Post-surgical levels of CA 125 correlates well with the success of NAC and of an optimal IDS. Its levels are significantly lower when compared to a group of patients in which conservative management with PDS was done. Patients with low preoperative CA 125, less than 35 U/mL, have better results in the cytoreduction surgery. Furthermore, longer PFS is observed compared to patients with CA 125 levels greater than 100 U/mL (37).

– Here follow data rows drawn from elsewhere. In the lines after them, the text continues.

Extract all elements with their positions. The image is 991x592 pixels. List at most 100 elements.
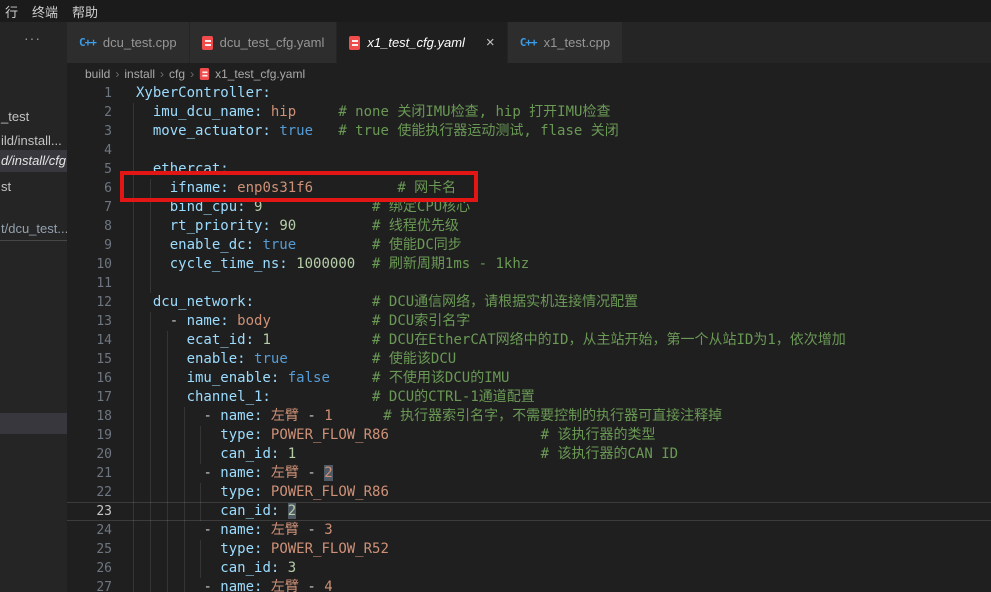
- code-text: can_id: 1 # 该执行器的CAN ID: [136, 445, 678, 464]
- sidebar-item[interactable]: _test: [0, 106, 67, 128]
- line-number: 18: [67, 407, 112, 426]
- tab-dcu_test_cfg.yaml[interactable]: dcu_test_cfg.yaml: [190, 22, 337, 63]
- indent-guide: [133, 274, 134, 293]
- code-text: - name: body # DCU索引名字: [136, 312, 470, 331]
- line-number: 16: [67, 369, 112, 388]
- tab-label: x1_test_cfg.yaml: [367, 35, 465, 50]
- tab-label: x1_test.cpp: [544, 35, 611, 50]
- breadcrumb-segment[interactable]: build: [85, 67, 110, 81]
- code-text: ethercat:: [136, 160, 229, 179]
- sidebar-item[interactable]: ild/install...: [0, 130, 67, 152]
- indent-guide: [133, 483, 134, 502]
- yaml-file-icon: [349, 36, 360, 50]
- indent-guide: [133, 369, 134, 388]
- tab-x1_test_cfg.yaml[interactable]: x1_test_cfg.yaml ×: [337, 22, 506, 63]
- code-text: type: POWER_FLOW_R86: [136, 483, 389, 502]
- code-line-2[interactable]: 2 imu_dcu_name: hip # none 关闭IMU检查, hip …: [67, 103, 991, 122]
- line-number: 21: [67, 464, 112, 483]
- code-line-22[interactable]: 22 type: POWER_FLOW_R86: [67, 483, 991, 502]
- sidebar-item[interactable]: st: [0, 176, 67, 198]
- code-line-7[interactable]: 7 bind_cpu: 9 # 绑定CPU核心: [67, 198, 991, 217]
- code-text: rt_priority: 90 # 线程优先级: [136, 217, 459, 236]
- code-line-15[interactable]: 15 enable: true # 使能该DCU: [67, 350, 991, 369]
- code-line-4[interactable]: 4: [67, 141, 991, 160]
- indent-guide: [133, 293, 134, 312]
- code-text: can_id: 3: [136, 559, 296, 578]
- code-line-11[interactable]: 11: [67, 274, 991, 293]
- tab-dcu_test.cpp[interactable]: C++dcu_test.cpp: [67, 22, 189, 63]
- menu-item[interactable]: 行: [2, 2, 27, 21]
- code-text: ifname: enp0s31f6 # 网卡名: [136, 179, 456, 198]
- code-line-25[interactable]: 25 type: POWER_FLOW_R52: [67, 540, 991, 559]
- indent-guide: [133, 559, 134, 578]
- code-text: imu_enable: false # 不使用该DCU的IMU: [136, 369, 509, 388]
- code-line-10[interactable]: 10 cycle_time_ns: 1000000 # 刷新周期1ms - 1k…: [67, 255, 991, 274]
- indent-guide: [133, 388, 134, 407]
- indent-guide: [133, 198, 134, 217]
- code-line-3[interactable]: 3 move_actuator: true # true 使能执行器运动测试, …: [67, 122, 991, 141]
- indent-guide: [133, 103, 134, 122]
- code-text: - name: 左臂 - 3: [136, 521, 333, 540]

Ascites is another factor that predicts the outcome following NAC and IDS. The disappearance of ascites considered as a decrease in volume for less than 500 mL correlates with a longer PFS and OS compared to patients with increased residual ascites (38).
During follow up, imaging can be a predictor of progression after NAC. Those patients with progressive disease is an independent preoperative factor for 1-year PFS and OS (39).
Several studies conclude that chemotherapy increases the percentage of patients suitable for IDS. Optimal resection in IDS ranges from 77% to 94% (38). In addition, lower morbidity, requirement of intensive care unit, hospital stay and higher quality of life are some of the advantages for NAC-IDS (40). The patient’s personal desires, clinical features, and disease burden should be the determinants for choosing between PDS and NAC. The lack of consensus should be overcome in the next few years.
Conflicts of Interest: The authors have no conflicts of interest to declare.